Treme piyasaya sürüldüğünde New Orleans'taki televizyonlar Super Bowl'u izliyormuş gibi yayın yapıyordu. İlk sezon boyunca gösteriyi şehrin her yerindeki barlarda ve sosyal alanlarda (ve hatta bir cenaze evinde) oynarken bulabilirsiniz. Bu, geriye dönüp bakıldığında herhangi bir şovun yükünü taşımanın haksızlık olduğu Wire sonrası bir heyecanla birlikte kasabanın konuşmasıydı. Ancak zaman geçtikçe, daha az yerli halk ortaya çıktı ve ikinci sezonun sonunda, gösteriyi izleyebileceğiniz yalnızca birkaç yer kaldı ve olay örgüsüyle ilgili tartışmalar, daha az sohbet başlatıcı olmaya başladı. şehir boyunca.
Bu özgünlük takıntısı, birçok yerlinin gösteriden uzaklaşmasına neden olan şeyin bir parçası. Pek çok sakinin, özellikle çok kasvetli olan birinci ve ikinci sezonlarda, kişisel travmayı yeniden yaşamalarına neden olduğu için gösteriyi izleyemediklerinden şikayet ettiğini duydum. Diğerleri ise hayatlarına çok yakın olduğu için sıkıldıklarını, ev yapımı filmler değil, kaçış fantezisi istediklerini söyledi.

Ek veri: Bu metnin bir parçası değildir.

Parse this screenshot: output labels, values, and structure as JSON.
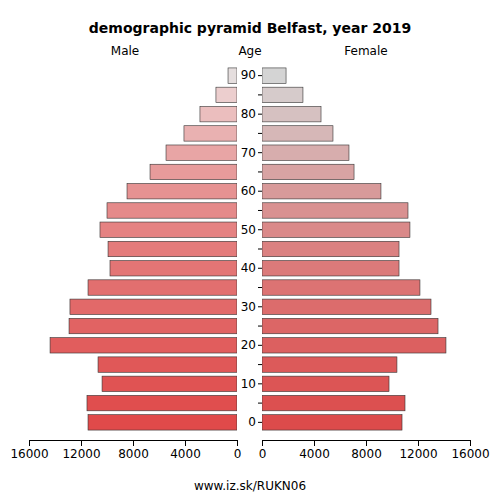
{
  "chart_data": {
    "type": "bar",
    "orientation": "horizontal",
    "title": "demographic pyramid Belfast, year 2019",
    "ylabel": "Age",
    "caption": "www.iz.sk/RUKN06",
    "categories": [
      "0",
      null,
      "10",
      null,
      "20",
      null,
      "30",
      null,
      "40",
      null,
      "50",
      null,
      "60",
      null,
      "70",
      null,
      "80",
      null,
      "90"
    ],
    "series": [
      {
        "name": "Male",
        "values": [
          11460,
          11540,
          10380,
          10690,
          14380,
          12920,
          12850,
          11460,
          9770,
          9920,
          10540,
          10000,
          8460,
          6690,
          5460,
          4080,
          2850,
          1620,
          690
        ],
        "colors": [
          "#e04a4a",
          "#e04e4e",
          "#e05353",
          "#e05858",
          "#e15d5d",
          "#e16363",
          "#e26969",
          "#e26f6f",
          "#e37575",
          "#e47b7b",
          "#e58282",
          "#e58a8a",
          "#e69292",
          "#e79b9b",
          "#e8a5a5",
          "#e9b1b1",
          "#ebbebe",
          "#eccece",
          "#e5dede"
        ]
      },
      {
        "name": "Female",
        "values": [
          10770,
          11000,
          9770,
          10380,
          14150,
          13540,
          13000,
          12150,
          10540,
          10540,
          11380,
          11230,
          9150,
          7080,
          6690,
          5460,
          4540,
          3150,
          1850
        ],
        "colors": [
          "#dc4b4b",
          "#dc5050",
          "#dc5555",
          "#dc5a5a",
          "#dc6060",
          "#dc6666",
          "#dc6c6c",
          "#dc7373",
          "#db7a7a",
          "#db8181",
          "#da8989",
          "#d99191",
          "#d89a9a",
          "#d8a3a3",
          "#d7adad",
          "#d6b7b7",
          "#d6c1c1",
          "#d6cbcb",
          "#d4d4d4"
        ]
      }
    ],
    "xlim": [
      0,
      16000
    ],
    "xticks": [
      0,
      4000,
      8000,
      12000,
      16000
    ]
  }
}
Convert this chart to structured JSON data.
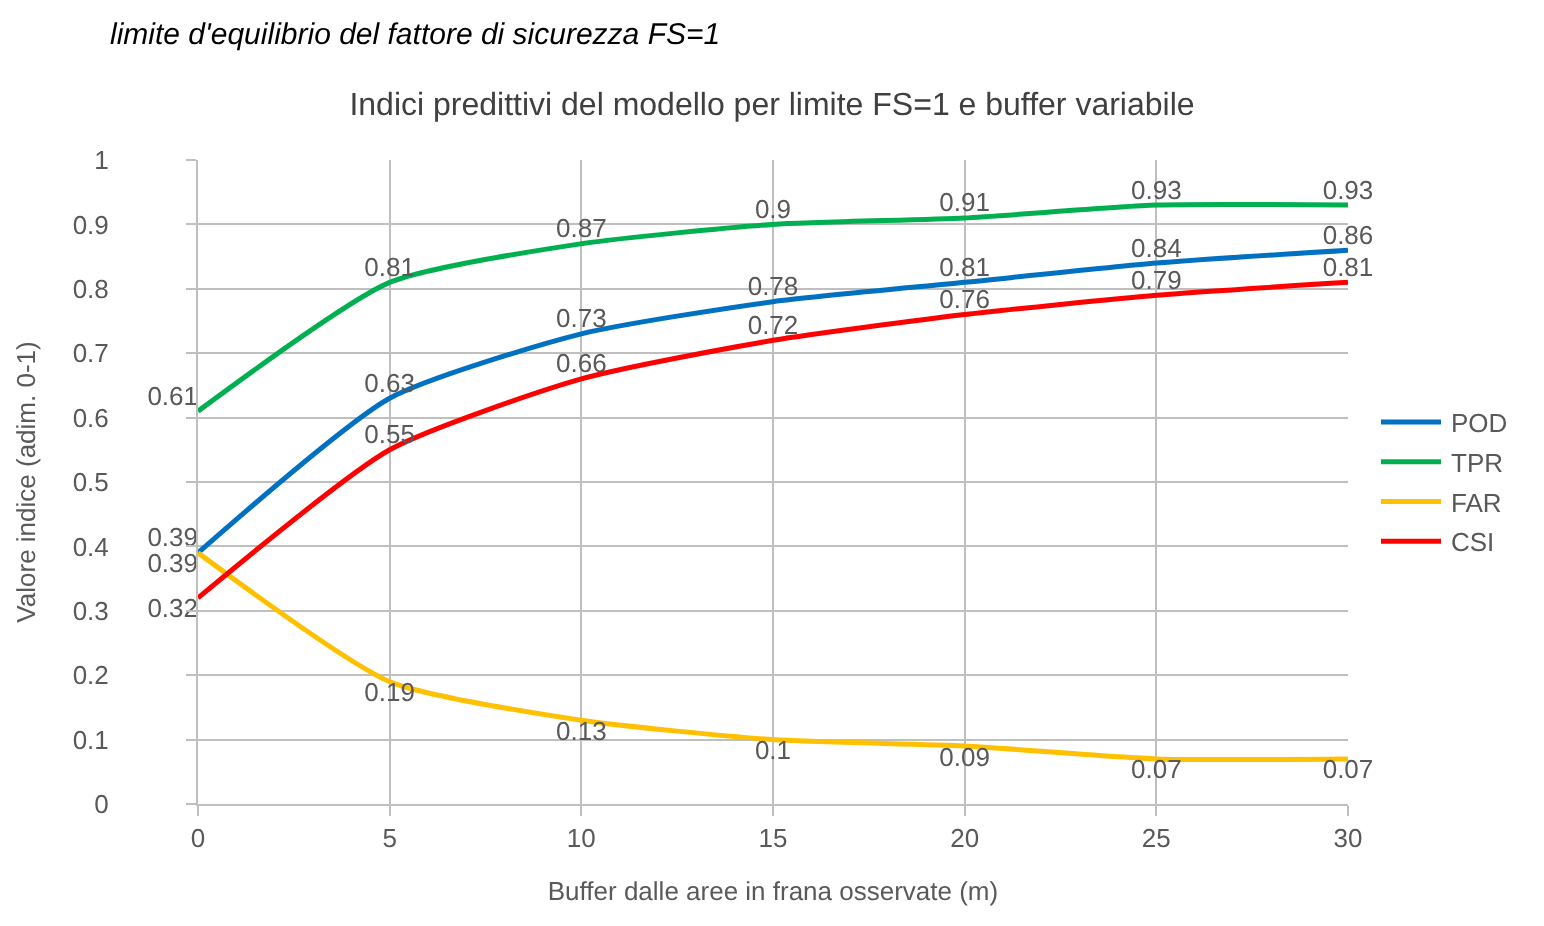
{
  "chart_data": {
    "type": "line",
    "title": "Indici predittivi del modello per limite FS=1 e buffer variabile",
    "annotations": [
      "limite d'equilibrio del fattore di sicurezza FS=1"
    ],
    "xlabel": "Buffer dalle aree in frana osservate (m)",
    "ylabel": "Valore indice (adim. 0-1)",
    "x": [
      0,
      5,
      10,
      15,
      20,
      25,
      30
    ],
    "series": [
      {
        "name": "POD",
        "color": "#0070c0",
        "values": [
          0.39,
          0.63,
          0.73,
          0.78,
          0.81,
          0.84,
          0.86
        ]
      },
      {
        "name": "TPR",
        "color": "#00b050",
        "values": [
          0.61,
          0.81,
          0.87,
          0.9,
          0.91,
          0.93,
          0.93
        ]
      },
      {
        "name": "FAR",
        "color": "#ffc000",
        "values": [
          0.39,
          0.19,
          0.13,
          0.1,
          0.09,
          0.07,
          0.07
        ]
      },
      {
        "name": "CSI",
        "color": "#ff0000",
        "values": [
          0.32,
          0.55,
          0.66,
          0.72,
          0.76,
          0.79,
          0.81
        ]
      }
    ],
    "xlim": [
      0,
      30
    ],
    "xticks": [
      0,
      5,
      10,
      15,
      20,
      25,
      30
    ],
    "ylim": [
      0,
      1
    ],
    "yticks": [
      0,
      0.1,
      0.2,
      0.3,
      0.4,
      0.5,
      0.6,
      0.7,
      0.8,
      0.9,
      1
    ],
    "grid": true,
    "legend": "right",
    "data_labels": true,
    "marker": "none",
    "line_style": "solid"
  }
}
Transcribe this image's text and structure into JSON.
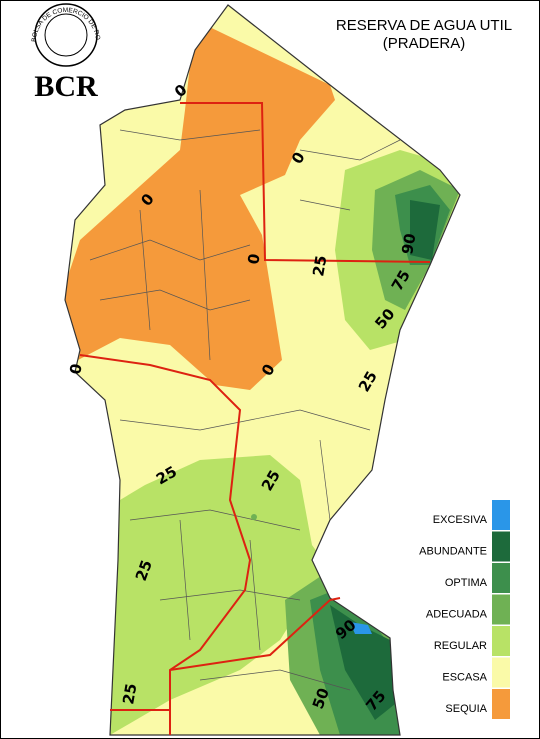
{
  "logo": {
    "ring_text": "BOLSA DE COMERCIO DE ROSARIO",
    "text": "BCR"
  },
  "title": "RESERVA DE AGUA UTIL",
  "subtitle": "(PRADERA)",
  "legend": [
    {
      "label": "EXCESIVA",
      "color": "#2a96e8"
    },
    {
      "label": "ABUNDANTE",
      "color": "#1d6a3b"
    },
    {
      "label": "OPTIMA",
      "color": "#3d8f4c"
    },
    {
      "label": "ADECUADA",
      "color": "#6fb154"
    },
    {
      "label": "REGULAR",
      "color": "#b8e266"
    },
    {
      "label": "ESCASA",
      "color": "#fafaa8"
    },
    {
      "label": "SEQUIA",
      "color": "#f59a3b"
    }
  ],
  "contour_labels": [
    "0",
    "0",
    "0",
    "0",
    "0",
    "0",
    "25",
    "90",
    "75",
    "50",
    "25",
    "25",
    "25",
    "25",
    "25",
    "90",
    "50",
    "75"
  ]
}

Suç çözmekten çok kültüre odaklanan Treme, polislerin şüphelileri kovalamasıyla ilgili bir programla aynı şekilde izleyicileri asla etkilemeyecekti.

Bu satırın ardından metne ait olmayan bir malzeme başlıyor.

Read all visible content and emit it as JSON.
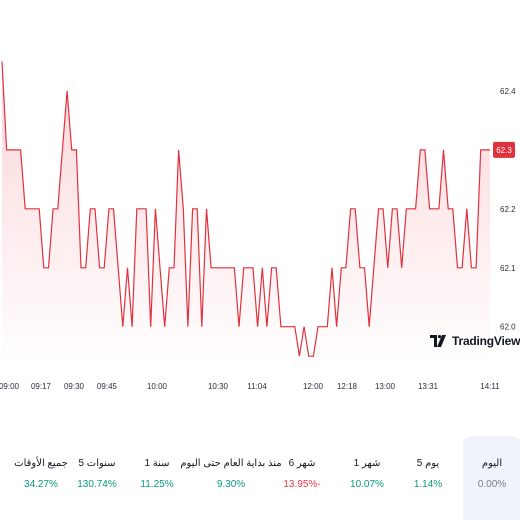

Elbette hâlâ pek çok hayran vardı ve nola.com web sitesi diziyle ilgili neredeyse günlük hikayeler yayınlamaya devam etti, ancak dizi, ilk başta kaderinde olduğu gibi görünen fenomen olmayı başaramadı.
Ben de izlemeyi hiç bırakmayanlar arasındaydım. Ayrıca, üçüncü sezonda kendim olarak (çok kısa bir süre) göründüğümü ve dizide yer alan birçok yazar, sanatçı ve ekibi tanıdığımı da bir sorumluluk reddi beyanı olarak belirtmeliyim. Ancak bazı önyargılara sahip olma konusunda yalnız değilim. Bir süredir burada yaşayan neredeyse herkesin Treme ile bağlantısı olan birini tanıdığı anlaşılıyor. Gösteri, nefes kesici bir şekilde şehirdeki kültürel yaşamın her yönünü yakalamaya adanmıştı. Gösteride akla gelebilecek her türden yerel müzisyenler kendi başlarına çalıyordu. Gazeteciler, Mardi Gras Kızılderilileri, aktivistler, şairler, polis, avukatlar; hepsi gelişen dramada rol aldı.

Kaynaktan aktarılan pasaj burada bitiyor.